Mayor Stoney and the Richmond City Council now join these regulatory boards in holding that counselors should be permitted to help a minor client to explore and facilitate same-sex feelings, attractions and behaviors, or even to “change” their sex altogether, but must be PROHIBITED from helping a minor client overcome these feelings and urges! This dangerous policy entraps minors in a lifestyle from which they desperately wish to escape and denies the fundamental free speech rights of professional counselors who legitimately wish to help them.
Compare this with the New York City Council, which recently overturned a 2017 policy that punished professional counselors if they provide biologically affirming therapy services to a minor seeking to overcome unwanted transgender feelings or same-sex attraction. The law was worded so broadly that it could apply to “any services,” including private conversations initiated by the patient.
What’s remarkable about this change is that LGBTQ advocates strongly urged the council members to overturn this law, not because they wanted it reversed, but because they fear that the courts may no longer uphold bans on “professional speech.”
Since the law’s passage, it has been challenged in court by Dr.
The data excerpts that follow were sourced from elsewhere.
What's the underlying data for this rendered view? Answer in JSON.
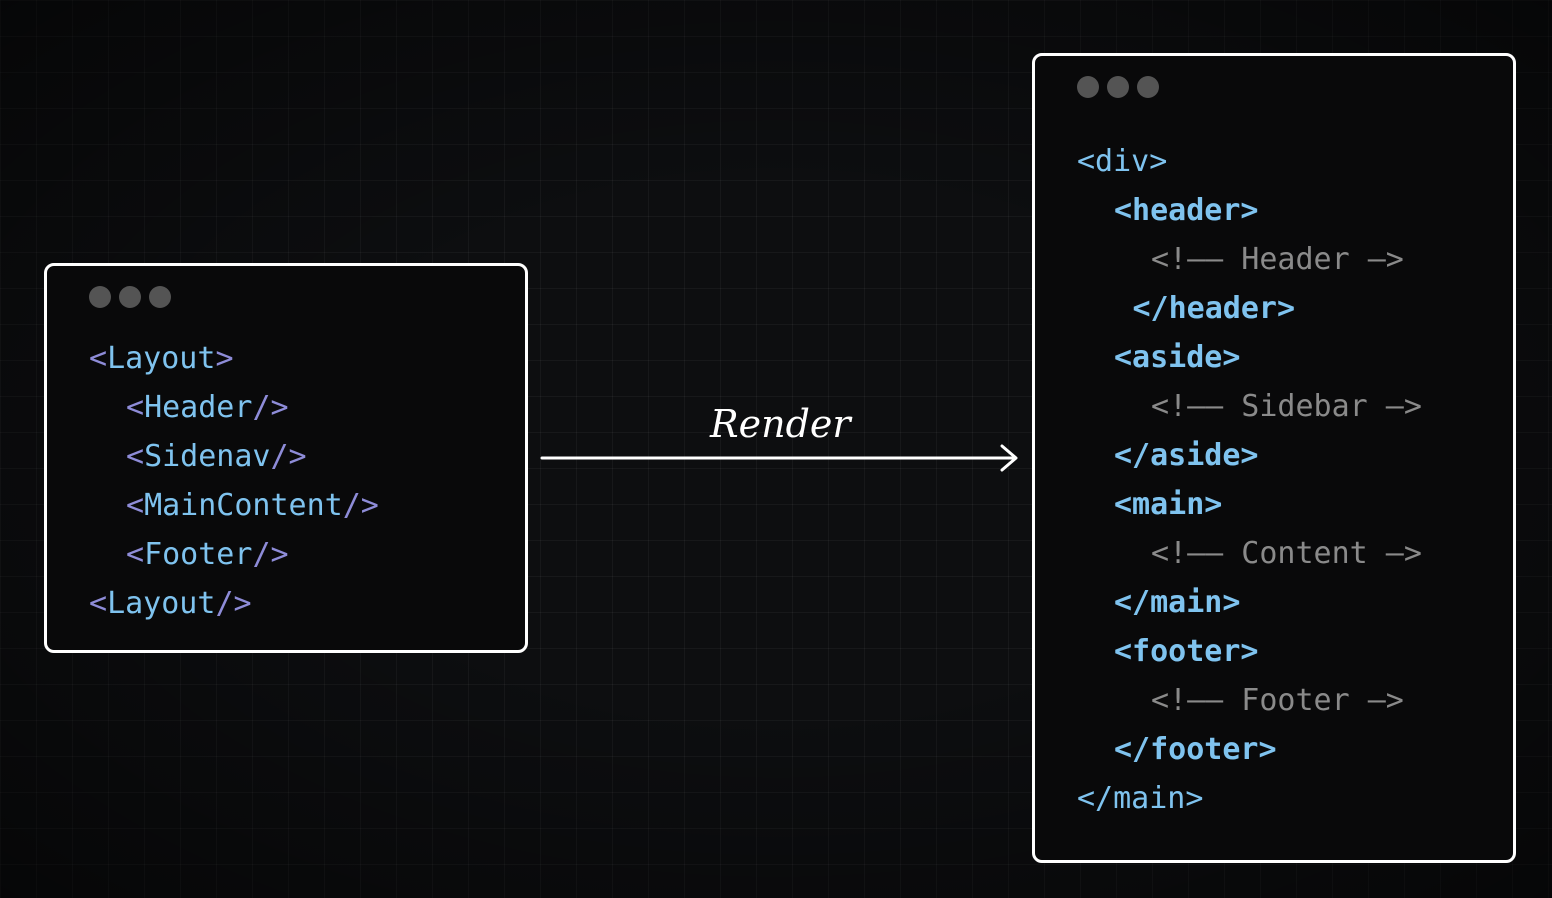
{
  "render_label": "Render",
  "left_window": {
    "lines": [
      {
        "indent": 0,
        "parts": [
          {
            "t": "<",
            "c": "punct"
          },
          {
            "t": "Layout",
            "c": "tag"
          },
          {
            "t": ">",
            "c": "punct"
          }
        ]
      },
      {
        "indent": 1,
        "parts": [
          {
            "t": "<",
            "c": "punct"
          },
          {
            "t": "Header",
            "c": "tag"
          },
          {
            "t": "/>",
            "c": "punct"
          }
        ]
      },
      {
        "indent": 1,
        "parts": [
          {
            "t": "<",
            "c": "punct"
          },
          {
            "t": "Sidenav",
            "c": "tag"
          },
          {
            "t": "/>",
            "c": "punct"
          }
        ]
      },
      {
        "indent": 1,
        "parts": [
          {
            "t": "<",
            "c": "punct"
          },
          {
            "t": "MainContent",
            "c": "tag"
          },
          {
            "t": "/>",
            "c": "punct"
          }
        ]
      },
      {
        "indent": 1,
        "parts": [
          {
            "t": "<",
            "c": "punct"
          },
          {
            "t": "Footer",
            "c": "tag"
          },
          {
            "t": "/>",
            "c": "punct"
          }
        ]
      },
      {
        "indent": 0,
        "parts": [
          {
            "t": "<",
            "c": "punct"
          },
          {
            "t": "Layout",
            "c": "tag"
          },
          {
            "t": "/>",
            "c": "punct"
          }
        ]
      }
    ]
  },
  "right_window": {
    "lines": [
      {
        "indent": 0,
        "parts": [
          {
            "t": "<div>",
            "c": "tag"
          }
        ]
      },
      {
        "indent": 1,
        "parts": [
          {
            "t": "<header>",
            "c": "tag-b"
          }
        ]
      },
      {
        "indent": 2,
        "parts": [
          {
            "t": "<!—— Header —>",
            "c": "comment"
          }
        ]
      },
      {
        "indent": 1.5,
        "parts": [
          {
            "t": "</header>",
            "c": "tag-b"
          }
        ]
      },
      {
        "indent": 1,
        "parts": [
          {
            "t": "<aside>",
            "c": "tag-b"
          }
        ]
      },
      {
        "indent": 2,
        "parts": [
          {
            "t": "<!—— Sidebar —>",
            "c": "comment"
          }
        ]
      },
      {
        "indent": 1,
        "parts": [
          {
            "t": "</aside>",
            "c": "tag-b"
          }
        ]
      },
      {
        "indent": 1,
        "parts": [
          {
            "t": "<main>",
            "c": "tag-b"
          }
        ]
      },
      {
        "indent": 2,
        "parts": [
          {
            "t": "<!—— Content —>",
            "c": "comment"
          }
        ]
      },
      {
        "indent": 1,
        "parts": [
          {
            "t": "</main>",
            "c": "tag-b"
          }
        ]
      },
      {
        "indent": 1,
        "parts": [
          {
            "t": "<footer>",
            "c": "tag-b"
          }
        ]
      },
      {
        "indent": 2,
        "parts": [
          {
            "t": "<!—— Footer —>",
            "c": "comment"
          }
        ]
      },
      {
        "indent": 1,
        "parts": [
          {
            "t": "</footer>",
            "c": "tag-b"
          }
        ]
      },
      {
        "indent": 0,
        "parts": [
          {
            "t": "</main>",
            "c": "tag"
          }
        ]
      }
    ]
  }
}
Dovid Schwartz, an Orthodox Jewish psychotherapist who is facing severe penalties and fines for providing talk therapy to patients, and the U.S. Supreme court has handed down a ruling that strongly indicated that these talk therapy bans are not constitutional. In 2018 the U.S. Supreme Court ruled in NIFLA v. Becerra – a case involving the free speech rights of pro-life pregnancy centers – that speech isn’t unprotected because it's uttered by a professional, specifically rejecting to two lower court decisions that upheld “conversion therapy” bans.
Whether or not the New York City Council’s reversal of the 2017 law was in response to more conservative judges being added to courts or because of the NIFLA decision, the reversal is still a significant victory for many New York counselors that affirms their religious liberty and fundamental speech rights.
Let’s hope that the City of Richmond and Mayor Stoney will take their cue from New York City (just this once!) and recognize that prohibiting a counselor’s free speech is unconstitutional and rescind its misguided resolution.